Caught somewhere between a vagabond, a rebel and a punk, Louise Gray’s A/W13 was inspired by the New York generation of the 1950s and 60s. “A lived in, perhaps lived in all night feel,” suggested make-up artist James O’Reilly, whose restricted colour palette of red and black helped cement the unruly edge to Gray’s collection. “While in the past I've used a lot of colour for Louise's show, I wanted to make the girl a bit harder, less considered in a sense.” Individually cut strip lashes were glued at random underneath the eyes, while some girls wore eyelash extended sunglasses designed by Lunettes Kollektion. “It was about finding the beauty in the imperfections of a make-up,” says O’Reilly, “as I often find it is what’s left over that is most beautiful, a more fragile kind of beauty.”

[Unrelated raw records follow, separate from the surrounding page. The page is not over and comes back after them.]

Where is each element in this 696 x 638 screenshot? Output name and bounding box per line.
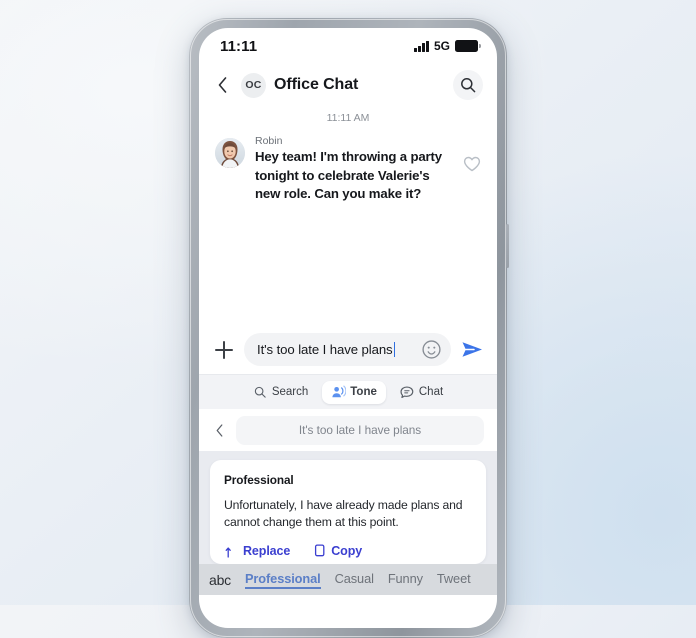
tone-tab-professional[interactable]: Professional <box>244 571 321 589</box>
suggestion-source-bar: It's too late I have plans <box>199 409 497 451</box>
replace-button[interactable]: Replace <box>224 543 290 558</box>
message-input-text: It's too late I have plans <box>257 342 393 357</box>
chat-bubble-icon <box>400 385 415 400</box>
copy-icon <box>312 543 326 558</box>
tone-tab-casual[interactable]: Casual <box>335 571 374 588</box>
status-bar: 11:11 5G <box>199 28 497 64</box>
search-icon[interactable] <box>453 70 483 100</box>
suggestion-source-text[interactable]: It's too late I have plans <box>236 415 484 445</box>
chevron-left-icon[interactable] <box>210 418 228 442</box>
status-indicators: 5G <box>414 39 481 53</box>
tool-chip-label: Search <box>271 386 309 398</box>
tone-tab-tweet[interactable]: Tweet <box>437 571 471 588</box>
replace-arrow-icon <box>224 543 238 558</box>
chevron-left-icon[interactable] <box>212 72 232 98</box>
result-panel: Professional Unfortunately, I have alrea… <box>199 451 497 564</box>
result-text: Unfortunately, I have already made plans… <box>224 498 463 529</box>
send-arrow-icon[interactable] <box>459 337 485 363</box>
abc-keyboard-key[interactable]: abc <box>209 572 231 588</box>
copy-label: Copy <box>331 543 363 558</box>
phone-frame: 11:11 5G OC Office Chat 11:11 AM Robin H… <box>189 18 509 638</box>
page-title: Office Chat <box>274 76 359 93</box>
tone-person-icon <box>331 385 347 400</box>
message-input-value: It's too late I have plans <box>257 342 415 357</box>
tone-tab-bar: abc Professional Casual Funny Tweet <box>199 564 497 595</box>
message-text: Hey team! I'm throwing a party tonight t… <box>255 149 442 201</box>
result-actions: Replace Copy <box>224 543 472 558</box>
message-row: Robin Hey team! I'm throwing a party ton… <box>199 135 497 204</box>
text-caret <box>393 342 396 357</box>
copy-button[interactable]: Copy <box>312 543 362 558</box>
result-tone-label: Professional <box>224 473 294 487</box>
search-icon <box>253 385 268 400</box>
phone-side-button[interactable] <box>506 224 509 268</box>
assistant-tool-strip: Search Tone Chat <box>199 374 497 409</box>
message-sender: Robin <box>255 135 283 147</box>
status-time: 11:11 <box>220 37 258 55</box>
chat-header: OC Office Chat <box>199 64 497 106</box>
network-label: 5G <box>433 39 450 53</box>
conversation-timestamp: 11:11 AM <box>326 112 370 124</box>
tone-result-card: Professional Unfortunately, I have alrea… <box>210 460 486 564</box>
phone-screen: 11:11 5G OC Office Chat 11:11 AM Robin H… <box>199 28 497 628</box>
tool-chip-chat[interactable]: Chat <box>392 381 451 404</box>
message-input-bar: It's too late I have plans <box>199 325 497 374</box>
message-list: 11:11 AM Robin Hey team! I'm throwing a … <box>199 106 497 325</box>
tone-tab-funny[interactable]: Funny <box>388 571 423 588</box>
heart-outline-icon[interactable] <box>461 153 483 175</box>
signal-bars-icon <box>414 40 429 52</box>
tool-chip-label: Chat <box>418 386 444 398</box>
tool-chip-tone[interactable]: Tone <box>322 380 386 404</box>
replace-label: Replace <box>243 543 291 558</box>
message-body: Robin Hey team! I'm throwing a party ton… <box>255 135 451 204</box>
emoji-smiley-icon[interactable] <box>421 339 442 360</box>
group-avatar[interactable]: OC <box>241 72 266 98</box>
robin-avatar[interactable] <box>215 138 245 168</box>
battery-full-icon <box>455 40 481 52</box>
message-input-field[interactable]: It's too late I have plans <box>244 333 451 366</box>
plus-icon[interactable] <box>212 338 236 362</box>
tool-chip-label: Tone <box>350 386 377 398</box>
tool-chip-search[interactable]: Search <box>245 381 316 404</box>
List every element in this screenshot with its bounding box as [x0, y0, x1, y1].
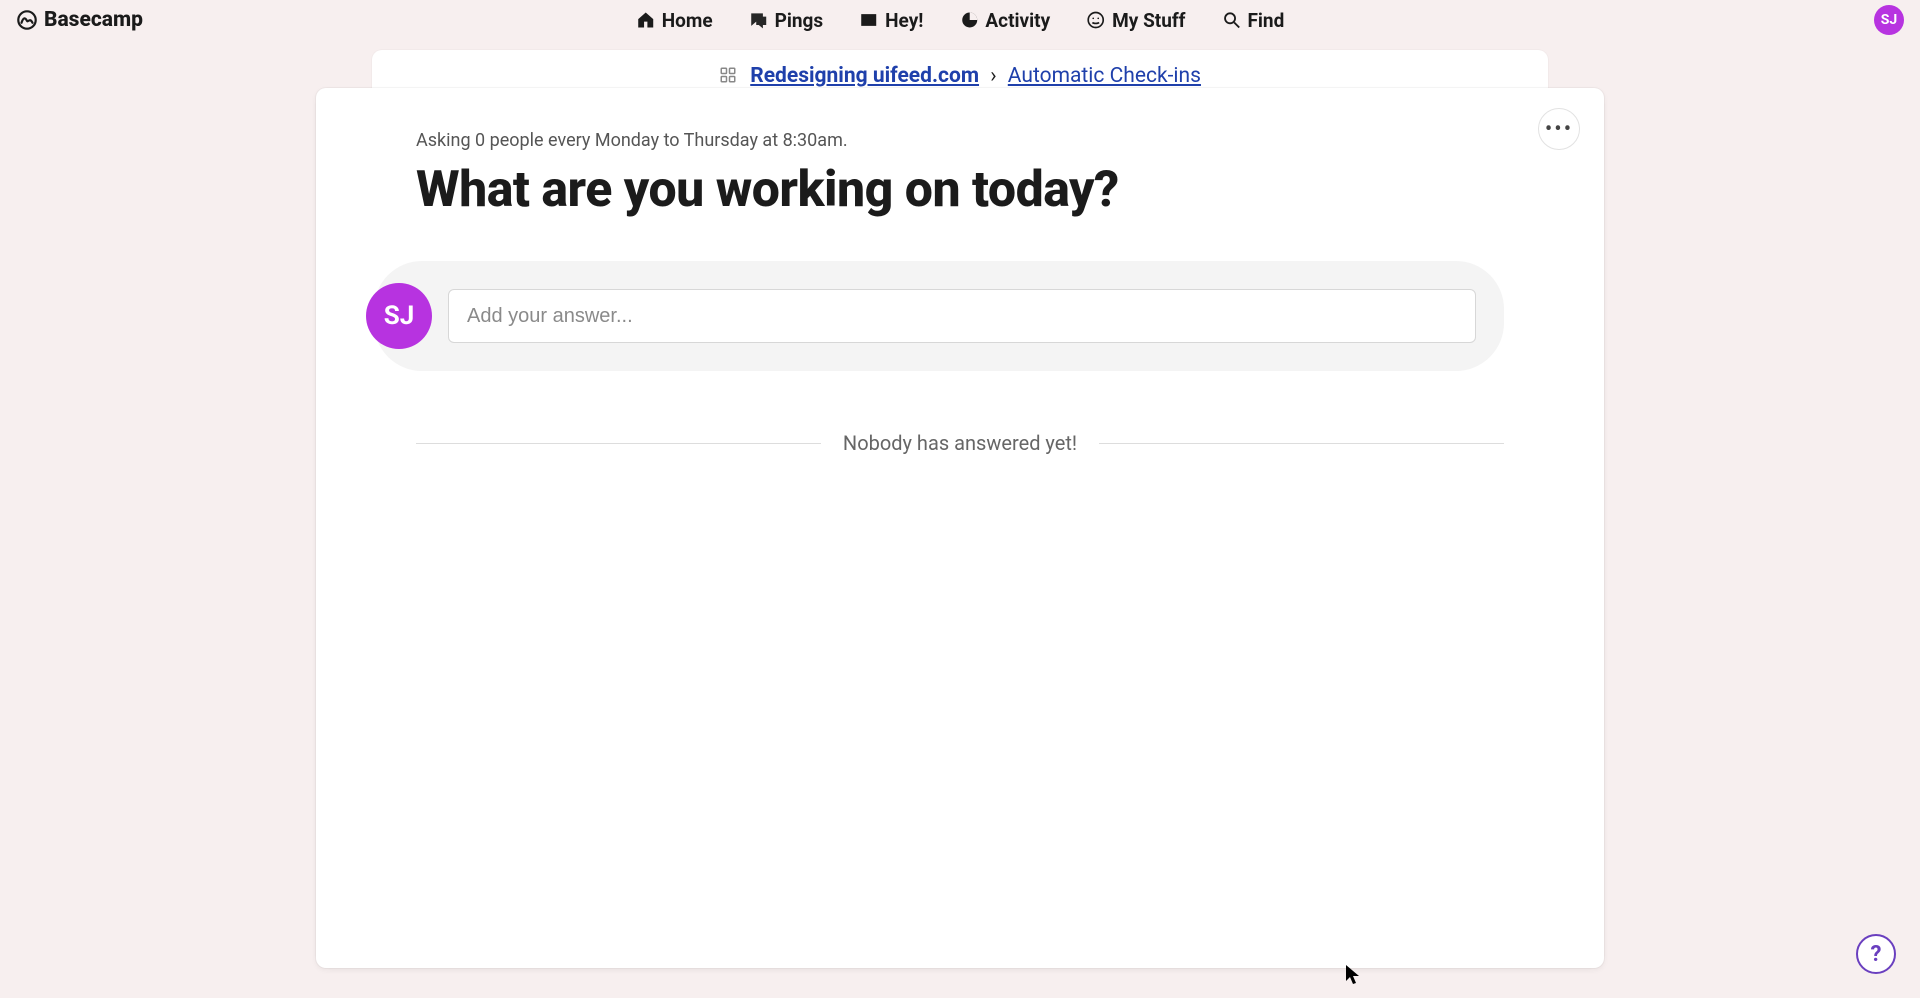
basecamp-logo-icon: [16, 9, 38, 31]
empty-state-text: Nobody has answered yet!: [843, 431, 1077, 455]
composer-avatar-initials: SJ: [384, 301, 415, 331]
checkin-question: What are you working on today?: [416, 161, 1504, 219]
breadcrumb-section-link[interactable]: Automatic Check-ins: [1008, 64, 1201, 88]
divider-line-right: [1099, 443, 1504, 444]
nav-pings-label: Pings: [775, 9, 824, 32]
nav-home[interactable]: Home: [636, 9, 713, 32]
breadcrumb-project-link[interactable]: Redesigning uifeed.com: [750, 64, 979, 88]
brand-logo[interactable]: Basecamp: [16, 8, 143, 32]
answer-input[interactable]: [448, 289, 1476, 343]
more-options-button[interactable]: •••: [1538, 108, 1580, 150]
ellipsis-icon: •••: [1545, 117, 1573, 142]
nav-activity-label: Activity: [985, 9, 1050, 32]
nav-activity[interactable]: Activity: [959, 9, 1050, 32]
nav-mystuff[interactable]: My Stuff: [1086, 9, 1185, 32]
nav-mystuff-label: My Stuff: [1112, 9, 1185, 32]
nav-home-label: Home: [662, 9, 713, 32]
inbox-icon: [859, 10, 879, 30]
avatar-initials: SJ: [1881, 12, 1897, 28]
checkin-schedule-text: Asking 0 people every Monday to Thursday…: [416, 130, 1504, 151]
breadcrumb-separator: ›: [984, 64, 1002, 88]
empty-state-divider: Nobody has answered yet!: [416, 431, 1504, 455]
answer-composer: SJ: [374, 261, 1504, 371]
nav-hey[interactable]: Hey!: [859, 9, 923, 32]
activity-icon: [959, 10, 979, 30]
divider-line-left: [416, 443, 821, 444]
mouse-cursor: [1346, 965, 1360, 985]
topbar: Basecamp Home Pings Hey! Activity: [0, 0, 1920, 40]
nav-pings[interactable]: Pings: [749, 9, 824, 32]
nav-find[interactable]: Find: [1221, 9, 1284, 32]
checkin-card: ••• Asking 0 people every Monday to Thur…: [316, 88, 1604, 968]
question-mark-icon: ?: [1871, 942, 1882, 967]
nav-find-label: Find: [1247, 9, 1284, 32]
grid-icon: [719, 66, 737, 84]
composer-avatar: SJ: [366, 283, 432, 349]
help-button[interactable]: ?: [1856, 934, 1896, 974]
primary-nav: Home Pings Hey! Activity My Stuff: [636, 9, 1285, 32]
current-user-avatar[interactable]: SJ: [1874, 5, 1904, 35]
smile-icon: [1086, 10, 1106, 30]
home-icon: [636, 10, 656, 30]
chat-icon: [749, 10, 769, 30]
brand-name: Basecamp: [44, 8, 143, 32]
search-icon: [1221, 10, 1241, 30]
nav-hey-label: Hey!: [885, 9, 923, 32]
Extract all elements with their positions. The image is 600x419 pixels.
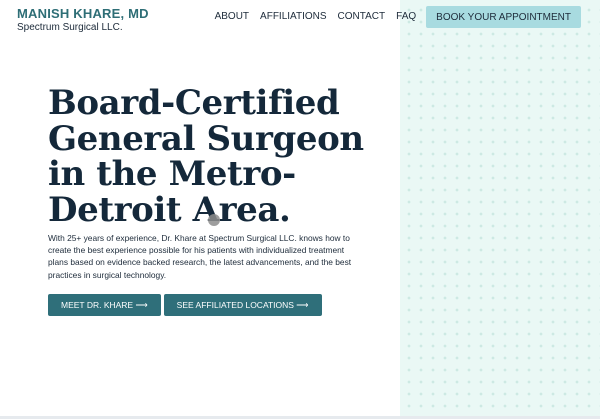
hero-title: Board-Certified General Surgeon in the M… — [48, 83, 364, 231]
page: MANISH KHARE, MD Spectrum Surgical LLC. … — [0, 0, 600, 419]
nav-item-about[interactable]: ABOUT — [215, 6, 249, 28]
mouse-cursor — [208, 214, 220, 226]
book-appointment-button[interactable]: BOOK YOUR APPOINTMENT — [426, 6, 581, 28]
brand[interactable]: MANISH KHARE, MD Spectrum Surgical LLC. — [17, 6, 149, 33]
decorative-dot-pattern — [400, 0, 600, 419]
main-nav: ABOUT AFFILIATIONS CONTACT FAQ BOOK YOUR… — [215, 6, 581, 28]
meet-dr-khare-button[interactable]: MEET DR. KHARE ⟶ — [48, 294, 161, 316]
nav-item-faq[interactable]: FAQ — [396, 6, 416, 28]
see-affiliated-locations-button[interactable]: SEE AFFILIATED LOCATIONS ⟶ — [163, 294, 322, 316]
hero-description: With 25+ years of experience, Dr. Khare … — [48, 233, 352, 280]
cta-row: MEET DR. KHARE ⟶ SEE AFFILIATED LOCATION… — [48, 294, 322, 316]
brand-subtitle: Spectrum Surgical LLC. — [17, 22, 123, 33]
nav-item-affiliations[interactable]: AFFILIATIONS — [260, 6, 327, 28]
nav-item-contact[interactable]: CONTACT — [338, 6, 386, 28]
brand-name[interactable]: MANISH KHARE, MD — [17, 6, 149, 21]
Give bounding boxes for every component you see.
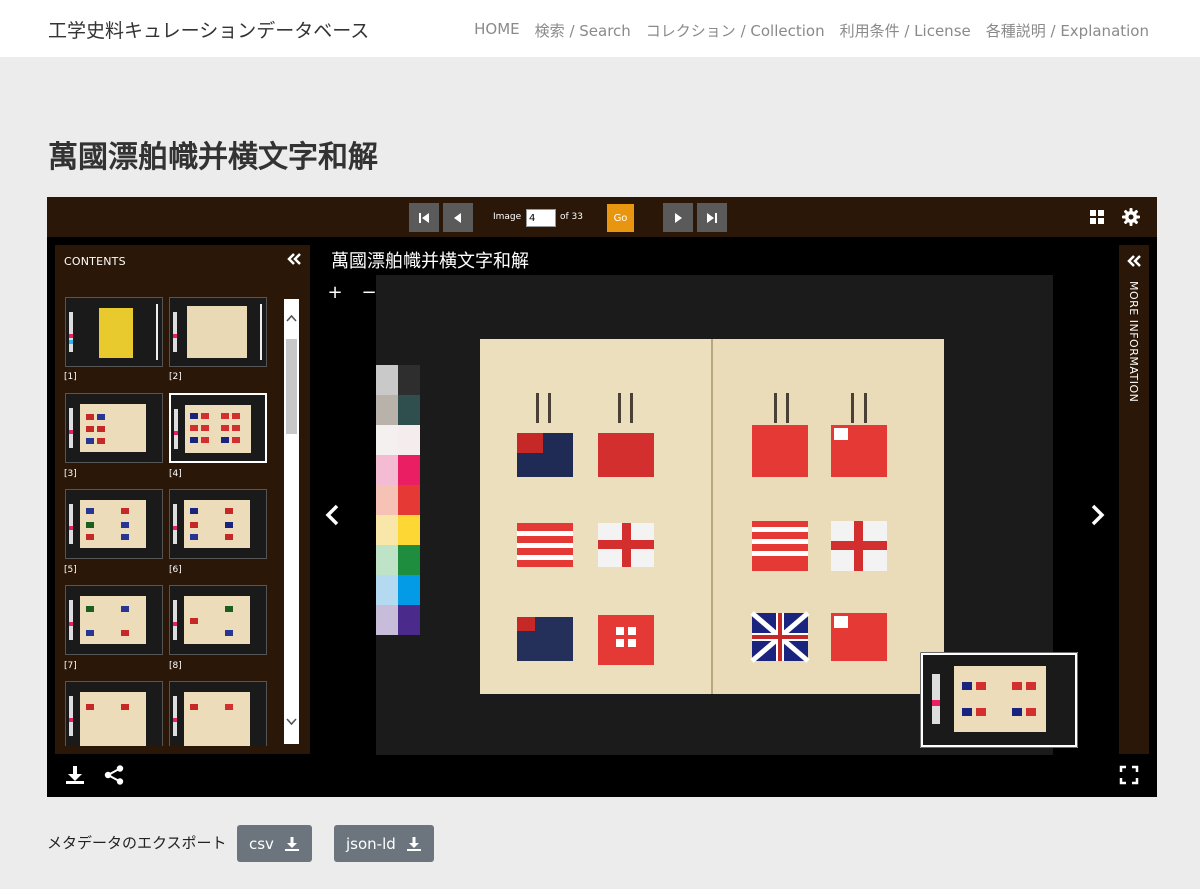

“It was about finding the beauty in the imperfections of a make-up,” says O’Reilly, “as I often find it is what’s left over that is most beautiful, a more fragile kind of beauty.”
Hair was unkempt, matt and dishevelled, piled high with toilet-paper rollers, created by Nick Irwin, Global Creative Director for Tigi. “It was just very important that the hair looked like it had not been washed for a long time,” he explains. “so to exaggerate the dirtiness of the hair, we painted gel onto the roots.” The models wore bright bin bag hats designed by Stephen Jones and tin foil added by stylist Richard Sloan, alongside cellophane jewellery, tin foil badges and kitchen utensil earrings, transporting the audience back to the ragged, fast-paced extravagance of the 1960s. The collection was typically Gray, where humour and attitude and clashing patterns were coupled with wearable pieces, such as a woollen sweaters, double-breasted coats or an oversized tote back embroidered with the words “HEY CRAZY,” the name of the collection itself.